Google Sitemaps for Web Design

As a Web designer working with primarily small businesses, I'm usually the only Internet professional that my clients have access to. I don't specialize in Website promotion, and don't necessarily want to offer it as a service, but since most clients want (or even need) their site to be found through search engines, I've become an SEO (search engine optimizer) out of necessity.

A client of mine read about Google Sitemaps and wanted to implement one on his site. The fact was that the site was already fully indexed by Google, so I didn't really see the need, but you never know what may help in the black art of SEO, so I set one up anyway.

You have to have a Google Account to set up and submit a Google Sitemap. It's a useful thing to have anyway. Google Analytics is another really cool tool by Google that could replace any Web statistics program that you could use to track traffic on your Website.

Creating the sitemap using Google's tool, and per their recommendation was a mistake. It's a Python script and you need SSH access to your Website. The only way to include dynamic pages (database driven) is to type them into the configuration file, or point the script to your server logs. The former is obviously too time consuming and the latter is a mistake, because it generates a bunch of garbage URLs (or it did for me) that you have to manually remove. The Google tool also creates a compressed file by default, so you would need to look for the switch in the documentation to have it create a file you could actually edit. Rather than do that I used a 3rd party tool called GSiteCrawler, which is a free download by SOFTplus.

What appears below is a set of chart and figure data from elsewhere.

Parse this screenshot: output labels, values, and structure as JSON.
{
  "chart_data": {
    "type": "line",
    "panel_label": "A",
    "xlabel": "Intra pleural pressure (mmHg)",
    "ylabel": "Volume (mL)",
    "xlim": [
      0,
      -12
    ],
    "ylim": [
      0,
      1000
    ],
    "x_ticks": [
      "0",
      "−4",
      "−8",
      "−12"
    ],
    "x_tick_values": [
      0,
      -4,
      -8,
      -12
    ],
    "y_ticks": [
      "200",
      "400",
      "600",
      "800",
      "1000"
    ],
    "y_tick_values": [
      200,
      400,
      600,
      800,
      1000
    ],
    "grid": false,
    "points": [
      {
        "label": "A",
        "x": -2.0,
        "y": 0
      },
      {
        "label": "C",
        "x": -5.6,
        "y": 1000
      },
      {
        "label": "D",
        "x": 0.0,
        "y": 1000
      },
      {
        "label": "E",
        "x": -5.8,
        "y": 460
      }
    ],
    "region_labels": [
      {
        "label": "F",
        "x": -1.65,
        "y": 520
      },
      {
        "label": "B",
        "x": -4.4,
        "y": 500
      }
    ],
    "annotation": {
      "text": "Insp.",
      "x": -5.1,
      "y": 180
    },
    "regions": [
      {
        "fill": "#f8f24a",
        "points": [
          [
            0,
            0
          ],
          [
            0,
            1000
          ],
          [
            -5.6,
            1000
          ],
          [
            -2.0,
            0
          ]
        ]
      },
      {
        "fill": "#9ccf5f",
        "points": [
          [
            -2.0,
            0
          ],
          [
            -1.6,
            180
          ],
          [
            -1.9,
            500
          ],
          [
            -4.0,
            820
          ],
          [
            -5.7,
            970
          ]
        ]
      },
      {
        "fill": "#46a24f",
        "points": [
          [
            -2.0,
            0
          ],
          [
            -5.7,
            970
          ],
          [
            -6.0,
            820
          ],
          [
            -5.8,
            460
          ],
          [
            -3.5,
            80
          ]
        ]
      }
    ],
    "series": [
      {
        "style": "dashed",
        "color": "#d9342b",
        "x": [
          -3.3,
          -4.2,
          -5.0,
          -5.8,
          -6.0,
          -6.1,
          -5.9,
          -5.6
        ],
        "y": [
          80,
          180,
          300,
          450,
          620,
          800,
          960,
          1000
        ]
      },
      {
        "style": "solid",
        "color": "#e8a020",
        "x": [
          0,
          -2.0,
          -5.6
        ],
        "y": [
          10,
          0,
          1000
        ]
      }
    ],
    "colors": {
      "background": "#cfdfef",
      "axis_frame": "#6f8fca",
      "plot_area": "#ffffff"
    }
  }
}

GSiteCrawler, as the name implies, get's the URLs for the sitemap by actually crawling your site. That way you know the pages in your sitemap really exist. Through the GUI it is easy to edit the URLs before you generate the sitemap. Once you generate it you can upload it to your site root and point Google at it.

I haven't seen an improvement in SERP position yet by using Google Sitemaps, but control over what pages Google crawls on your Website has to be a good thing.